What this actually means
I'm not saying everyone should abandon GitHub tomorrow. There's no alternative that matches its combination of features, community, and network effects. That's precisely the problem. When a single platform becomes critical infrastructure for the global software industry, it needs to operate like critical infrastructure.
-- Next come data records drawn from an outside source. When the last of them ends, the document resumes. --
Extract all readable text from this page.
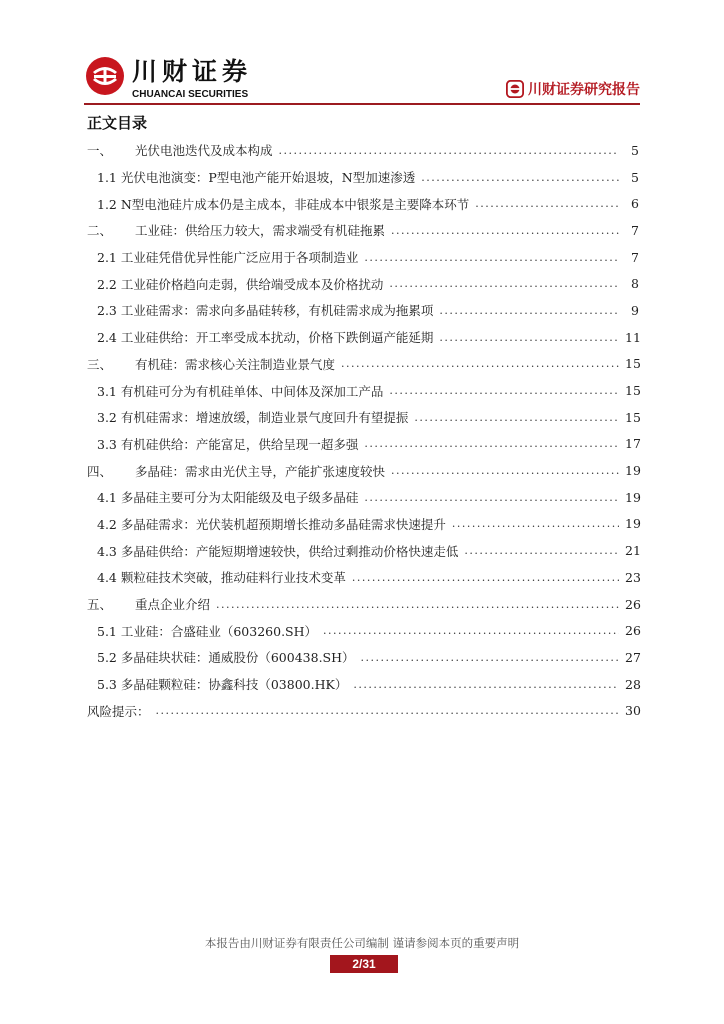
川财证券
CHUANCAI SECURITIES	川财证券研究报告
正文目录
一、 光伏电池迭代及成本构成 .....	5
1.1 光伏电池演变：P型电池产能开始退坡，N型加速渗透 .....	5
1.2 N型电池硅片成本仍是主成本，非硅成本中银浆是主要降本环节 .....	6
二、 工业硅：供给压力较大，需求端受有机硅拖累 .....	7
2.1 工业硅凭借优异性能广泛应用于各项制造业 .....	7
2.2 工业硅价格趋向走弱，供给端受成本及价格扰动 .....	8
2.3 工业硅需求：需求向多晶硅转移，有机硅需求成为拖累项 .....	9
2.4 工业硅供给：开工率受成本扰动，价格下跌倒逼产能延期 .....	11
三、 有机硅：需求核心关注制造业景气度 .....	15
3.1 有机硅可分为有机硅单体、中间体及深加工产品 .....	15
3.2 有机硅需求：增速放缓，制造业景气度回升有望提振 .....	15
3.3 有机硅供给：产能富足，供给呈现一超多强 .....	17
四、 多晶硅：需求由光伏主导，产能扩张速度较快 .....	19
4.1 多晶硅主要可分为太阳能级及电子级多晶硅 .....	19
4.2 多晶硅需求：光伏装机超预期增长推动多晶硅需求快速提升 .....	19
4.3 多晶硅供给：产能短期增速较快，供给过剩推动价格快速走低 .....	21
4.4 颗粒硅技术突破，推动硅料行业技术变革 .....	23
五、 重点企业介绍 .....	26
5.1 工业硅：合盛硅业（603260.SH） .....	26
5.2 多晶硅块状硅：通威股份（600438.SH） .....	27
5.3 多晶硅颗粒硅：协鑫科技（03800.HK） .....	28
风险提示： .....	30
本报告由川财证券有限责任公司编制 谨请参阅本页的重要声明
2/31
That means investing in reliability before features, treating security as a first principle rather than a response to incidents, and being transparent about the actual state of the platform rather than hiding uptime numbers. The developer community has been remarkably patient. But patience has limits. When the co-founder of HashiCorp says your platform isn't suitable for serious work, when your uptime drops below what most developers would accept from a side project, when supply chain attacks hit your ecosystem so frequently they blend together, something fundamental needs to change. GitHub is still the center of the developer universe. But right now, that center isn't holding.